FormatPlain Text (.txt)HTML or PDF versions will be ignored by crawlers.
EncodingUTF-8 (without BOM)Prevents "ghost characters" from breaking the file.

3. How to Verify Everything is Working

Browser Check

Visit yourdomain.com/ads.txt.
If you see your publisher IDs in plain text, the file is live.

Redirect Check

Ensure your URL doesn't redirect to another page. It should go straight to the text.

  • Use a tool like Redirect Checker or your browser's Inspect tool (Network tab).
  • You want a 200 OK status.
  • If you see a 301 or 302 redirect, make sure it eventually lands on the correct file.
  • If it leads to a login page or a 403 Forbidden error, crawlers will ignore it.

Format Check

Open the file with Notepad++ and check:

  • Format correctness
  • Encoding (UTF-8 without BOM)

Only straight quotes (") are allowed.

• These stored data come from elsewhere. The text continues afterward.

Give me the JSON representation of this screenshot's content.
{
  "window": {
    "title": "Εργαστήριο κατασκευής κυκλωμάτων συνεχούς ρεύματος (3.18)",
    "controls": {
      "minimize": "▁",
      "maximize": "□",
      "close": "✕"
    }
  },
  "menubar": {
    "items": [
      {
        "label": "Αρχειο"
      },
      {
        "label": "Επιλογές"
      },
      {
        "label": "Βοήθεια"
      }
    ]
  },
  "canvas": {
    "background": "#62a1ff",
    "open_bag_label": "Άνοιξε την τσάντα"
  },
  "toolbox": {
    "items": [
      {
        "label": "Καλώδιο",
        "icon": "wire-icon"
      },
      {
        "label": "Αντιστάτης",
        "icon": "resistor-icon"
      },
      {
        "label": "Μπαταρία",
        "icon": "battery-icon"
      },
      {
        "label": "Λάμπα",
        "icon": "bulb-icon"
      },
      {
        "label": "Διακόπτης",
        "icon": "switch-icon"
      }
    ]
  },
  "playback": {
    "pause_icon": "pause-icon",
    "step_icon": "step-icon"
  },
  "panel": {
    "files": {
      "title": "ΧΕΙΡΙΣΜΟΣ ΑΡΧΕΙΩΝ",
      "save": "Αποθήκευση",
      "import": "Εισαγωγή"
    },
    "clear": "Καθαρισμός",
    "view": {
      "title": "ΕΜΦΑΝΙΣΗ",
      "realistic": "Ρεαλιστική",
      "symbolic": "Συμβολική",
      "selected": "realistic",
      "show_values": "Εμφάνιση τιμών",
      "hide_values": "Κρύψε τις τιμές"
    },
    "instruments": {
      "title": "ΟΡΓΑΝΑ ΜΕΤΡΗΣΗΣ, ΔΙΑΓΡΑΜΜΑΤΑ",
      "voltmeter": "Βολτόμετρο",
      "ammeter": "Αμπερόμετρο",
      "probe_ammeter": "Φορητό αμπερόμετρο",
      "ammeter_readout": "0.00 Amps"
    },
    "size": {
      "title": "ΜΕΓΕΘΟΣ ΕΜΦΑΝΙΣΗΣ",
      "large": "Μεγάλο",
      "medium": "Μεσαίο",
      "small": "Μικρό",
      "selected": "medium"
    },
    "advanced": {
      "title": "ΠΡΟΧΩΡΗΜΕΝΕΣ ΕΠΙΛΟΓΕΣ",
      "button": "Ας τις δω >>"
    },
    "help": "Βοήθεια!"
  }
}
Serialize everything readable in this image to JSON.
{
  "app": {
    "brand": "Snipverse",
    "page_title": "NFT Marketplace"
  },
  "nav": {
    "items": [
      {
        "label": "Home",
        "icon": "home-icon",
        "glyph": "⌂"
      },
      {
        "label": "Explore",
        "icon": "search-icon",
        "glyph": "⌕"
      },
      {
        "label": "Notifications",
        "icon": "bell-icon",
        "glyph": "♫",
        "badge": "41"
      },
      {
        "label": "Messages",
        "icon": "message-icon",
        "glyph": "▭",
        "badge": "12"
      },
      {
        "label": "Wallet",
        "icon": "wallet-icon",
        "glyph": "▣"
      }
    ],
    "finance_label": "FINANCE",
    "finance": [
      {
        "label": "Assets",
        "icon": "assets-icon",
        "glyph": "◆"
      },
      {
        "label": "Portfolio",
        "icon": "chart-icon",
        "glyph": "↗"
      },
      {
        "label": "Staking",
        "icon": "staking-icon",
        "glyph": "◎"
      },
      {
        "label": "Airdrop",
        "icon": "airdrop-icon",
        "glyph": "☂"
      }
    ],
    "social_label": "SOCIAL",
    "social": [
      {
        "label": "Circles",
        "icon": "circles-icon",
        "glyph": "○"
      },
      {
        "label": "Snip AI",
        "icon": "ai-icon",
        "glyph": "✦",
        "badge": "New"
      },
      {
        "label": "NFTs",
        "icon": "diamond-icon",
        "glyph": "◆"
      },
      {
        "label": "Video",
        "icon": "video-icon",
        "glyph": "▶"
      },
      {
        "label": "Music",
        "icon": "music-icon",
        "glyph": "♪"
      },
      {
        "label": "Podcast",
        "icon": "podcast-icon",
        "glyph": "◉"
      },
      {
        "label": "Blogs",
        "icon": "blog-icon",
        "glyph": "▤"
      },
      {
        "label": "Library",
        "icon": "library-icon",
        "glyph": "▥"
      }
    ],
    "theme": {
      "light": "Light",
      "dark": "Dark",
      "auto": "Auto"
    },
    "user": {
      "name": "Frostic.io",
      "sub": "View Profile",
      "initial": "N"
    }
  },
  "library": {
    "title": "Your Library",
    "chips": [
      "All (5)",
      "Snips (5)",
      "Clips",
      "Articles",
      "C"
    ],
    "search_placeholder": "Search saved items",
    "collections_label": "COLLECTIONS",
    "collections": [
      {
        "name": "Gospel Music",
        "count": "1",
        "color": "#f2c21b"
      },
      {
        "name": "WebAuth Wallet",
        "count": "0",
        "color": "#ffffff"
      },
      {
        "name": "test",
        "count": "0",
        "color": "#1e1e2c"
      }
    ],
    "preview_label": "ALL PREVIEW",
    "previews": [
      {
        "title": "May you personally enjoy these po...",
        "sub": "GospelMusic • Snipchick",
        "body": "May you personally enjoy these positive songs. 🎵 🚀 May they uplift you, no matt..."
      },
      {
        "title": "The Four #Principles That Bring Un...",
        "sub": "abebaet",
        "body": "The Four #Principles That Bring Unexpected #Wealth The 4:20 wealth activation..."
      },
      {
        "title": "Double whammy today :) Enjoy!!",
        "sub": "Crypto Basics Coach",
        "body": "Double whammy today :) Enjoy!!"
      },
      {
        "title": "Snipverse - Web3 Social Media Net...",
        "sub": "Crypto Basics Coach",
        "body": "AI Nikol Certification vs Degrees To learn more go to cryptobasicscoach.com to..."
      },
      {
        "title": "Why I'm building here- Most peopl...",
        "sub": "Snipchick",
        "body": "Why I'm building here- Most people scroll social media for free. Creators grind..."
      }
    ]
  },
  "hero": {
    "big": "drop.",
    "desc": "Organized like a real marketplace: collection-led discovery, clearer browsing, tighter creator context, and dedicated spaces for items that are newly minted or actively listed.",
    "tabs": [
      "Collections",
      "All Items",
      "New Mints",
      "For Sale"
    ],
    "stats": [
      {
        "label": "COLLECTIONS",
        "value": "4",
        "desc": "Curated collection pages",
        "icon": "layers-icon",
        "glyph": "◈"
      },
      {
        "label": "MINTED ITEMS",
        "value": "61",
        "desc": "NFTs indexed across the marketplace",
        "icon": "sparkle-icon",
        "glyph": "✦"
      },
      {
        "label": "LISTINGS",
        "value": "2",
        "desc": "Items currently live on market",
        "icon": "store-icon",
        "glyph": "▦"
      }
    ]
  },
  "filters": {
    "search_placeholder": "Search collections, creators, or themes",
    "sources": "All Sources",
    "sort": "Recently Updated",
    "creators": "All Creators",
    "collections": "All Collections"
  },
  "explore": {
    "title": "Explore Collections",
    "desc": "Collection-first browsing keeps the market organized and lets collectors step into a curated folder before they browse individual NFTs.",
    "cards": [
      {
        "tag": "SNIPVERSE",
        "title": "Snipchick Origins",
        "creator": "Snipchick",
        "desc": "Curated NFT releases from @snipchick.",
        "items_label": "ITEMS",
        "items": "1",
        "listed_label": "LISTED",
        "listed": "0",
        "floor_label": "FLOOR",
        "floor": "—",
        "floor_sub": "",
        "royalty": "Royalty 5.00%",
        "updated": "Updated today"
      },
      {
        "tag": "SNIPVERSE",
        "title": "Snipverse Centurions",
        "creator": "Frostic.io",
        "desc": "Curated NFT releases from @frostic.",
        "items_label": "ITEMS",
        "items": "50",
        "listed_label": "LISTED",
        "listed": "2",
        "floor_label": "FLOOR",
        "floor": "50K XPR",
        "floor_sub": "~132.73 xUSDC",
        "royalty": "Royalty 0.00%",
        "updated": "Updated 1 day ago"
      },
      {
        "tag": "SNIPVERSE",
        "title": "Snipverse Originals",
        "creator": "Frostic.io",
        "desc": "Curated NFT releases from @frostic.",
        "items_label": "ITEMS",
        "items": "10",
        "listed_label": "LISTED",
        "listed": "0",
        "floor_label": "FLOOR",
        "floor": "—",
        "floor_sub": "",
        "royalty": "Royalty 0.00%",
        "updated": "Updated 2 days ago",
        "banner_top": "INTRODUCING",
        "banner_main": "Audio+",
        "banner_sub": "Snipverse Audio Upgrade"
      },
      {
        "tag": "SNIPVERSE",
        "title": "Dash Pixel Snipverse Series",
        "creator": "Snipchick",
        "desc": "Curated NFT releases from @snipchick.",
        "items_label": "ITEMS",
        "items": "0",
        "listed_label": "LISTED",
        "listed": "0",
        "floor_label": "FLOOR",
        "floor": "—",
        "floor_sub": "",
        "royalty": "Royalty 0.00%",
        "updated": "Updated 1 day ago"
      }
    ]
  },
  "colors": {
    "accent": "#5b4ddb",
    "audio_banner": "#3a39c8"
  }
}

Curly quotes will break the file.

Search Console

If you use Google Search Console, use the Robots.txt Tester to "Fetch" the /ads.txt path.
It will tell you immediately if a rule is blocking it.

The Wait

Even with a perfect setup, ad networks like AdSense or Rubicon can take 24 to 48 hours to update their dashboards.


Common Red Flags to Watch For

  • Curly Quotes:
    If you copied your ID from a Word document, you might have “smart quotes” instead of "straight quotes". This will break the file.

  • Subdomains:
    If your ads are on blog.mysite.com, you usually need an ads.txt on the root mysite.com as well, or a specific redirect set up.